Local structure of the lone-pair pyrochlore Bi$_2$Ti$_2$O$_7$ and the search for polar ordering

Pyrochlore oxides of the formula $A_2B_2$O$_7$ contain geometrically frustrated $A$ and $B$ sublattices, leading to a multitude of complex phenomena including high dielectric constants, glassy spin interactions, and low-temperature peaks in heat capacity. In Bi$_2$Ti$_2$O$_7$, large atomic displacements ($\sim 0.4$ \AA) on the diamond-type OBi$_4$ sublattice cannot cooperatively order to accommodate the Bi lone pair. Instead, polar distortions form a charge ice with no long-range order, and powder diffraction finds Bi$_2$Ti$_2$O$_7$ to remain centrosymmetric at 2 K. We move beyond Rietveld analysis to describe the real-space, local structure of this highly disordered oxide.

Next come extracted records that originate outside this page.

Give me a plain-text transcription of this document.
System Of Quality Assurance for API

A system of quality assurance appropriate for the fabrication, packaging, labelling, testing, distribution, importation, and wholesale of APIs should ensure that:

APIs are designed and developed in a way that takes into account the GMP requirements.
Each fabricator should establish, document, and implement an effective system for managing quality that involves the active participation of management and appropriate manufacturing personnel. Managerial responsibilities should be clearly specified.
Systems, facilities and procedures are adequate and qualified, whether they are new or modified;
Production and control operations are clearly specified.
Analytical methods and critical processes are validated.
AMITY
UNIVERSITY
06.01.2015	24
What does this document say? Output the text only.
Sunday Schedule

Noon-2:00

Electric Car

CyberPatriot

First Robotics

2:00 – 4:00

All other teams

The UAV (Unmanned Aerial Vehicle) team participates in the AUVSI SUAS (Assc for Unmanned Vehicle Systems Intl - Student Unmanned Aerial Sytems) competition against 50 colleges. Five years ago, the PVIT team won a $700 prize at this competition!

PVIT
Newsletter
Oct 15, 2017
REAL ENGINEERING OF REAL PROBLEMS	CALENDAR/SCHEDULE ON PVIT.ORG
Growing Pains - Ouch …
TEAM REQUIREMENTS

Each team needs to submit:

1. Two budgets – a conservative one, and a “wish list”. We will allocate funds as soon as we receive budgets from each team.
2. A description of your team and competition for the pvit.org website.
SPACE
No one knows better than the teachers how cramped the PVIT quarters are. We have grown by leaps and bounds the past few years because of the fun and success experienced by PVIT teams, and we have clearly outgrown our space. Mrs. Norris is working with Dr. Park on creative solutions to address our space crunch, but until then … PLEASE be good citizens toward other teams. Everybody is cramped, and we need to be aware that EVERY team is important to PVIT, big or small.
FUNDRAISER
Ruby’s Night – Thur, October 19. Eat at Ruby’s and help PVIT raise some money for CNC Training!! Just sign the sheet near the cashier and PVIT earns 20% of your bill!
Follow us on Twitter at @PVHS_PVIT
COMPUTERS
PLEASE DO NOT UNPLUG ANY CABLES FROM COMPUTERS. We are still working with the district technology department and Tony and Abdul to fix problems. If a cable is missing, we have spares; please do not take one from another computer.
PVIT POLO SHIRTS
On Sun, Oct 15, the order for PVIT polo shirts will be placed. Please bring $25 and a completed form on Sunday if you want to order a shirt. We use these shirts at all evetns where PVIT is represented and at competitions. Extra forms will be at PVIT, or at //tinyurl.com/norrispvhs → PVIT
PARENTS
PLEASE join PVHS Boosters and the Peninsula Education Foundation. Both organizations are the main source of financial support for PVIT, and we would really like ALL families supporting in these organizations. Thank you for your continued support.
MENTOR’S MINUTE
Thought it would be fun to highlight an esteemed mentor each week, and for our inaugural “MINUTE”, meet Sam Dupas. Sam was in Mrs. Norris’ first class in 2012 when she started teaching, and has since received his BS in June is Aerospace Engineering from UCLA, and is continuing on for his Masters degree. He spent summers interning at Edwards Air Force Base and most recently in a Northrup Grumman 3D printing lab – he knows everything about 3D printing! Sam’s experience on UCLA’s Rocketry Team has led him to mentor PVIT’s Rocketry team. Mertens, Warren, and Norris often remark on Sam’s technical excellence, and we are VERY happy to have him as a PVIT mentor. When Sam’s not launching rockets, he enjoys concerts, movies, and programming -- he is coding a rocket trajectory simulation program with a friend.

By conducting large-box reverse Monte Carlo (RMC) simulations on neutron total scattering data, we produce a model that contains details invisible to traditional crystallographic techniques. In addition to describing the local structure of Bi$_2$Ti$_2$O$_7$, we present capabilities of the RMC technique and its application to complex disorder in other crystalline materials.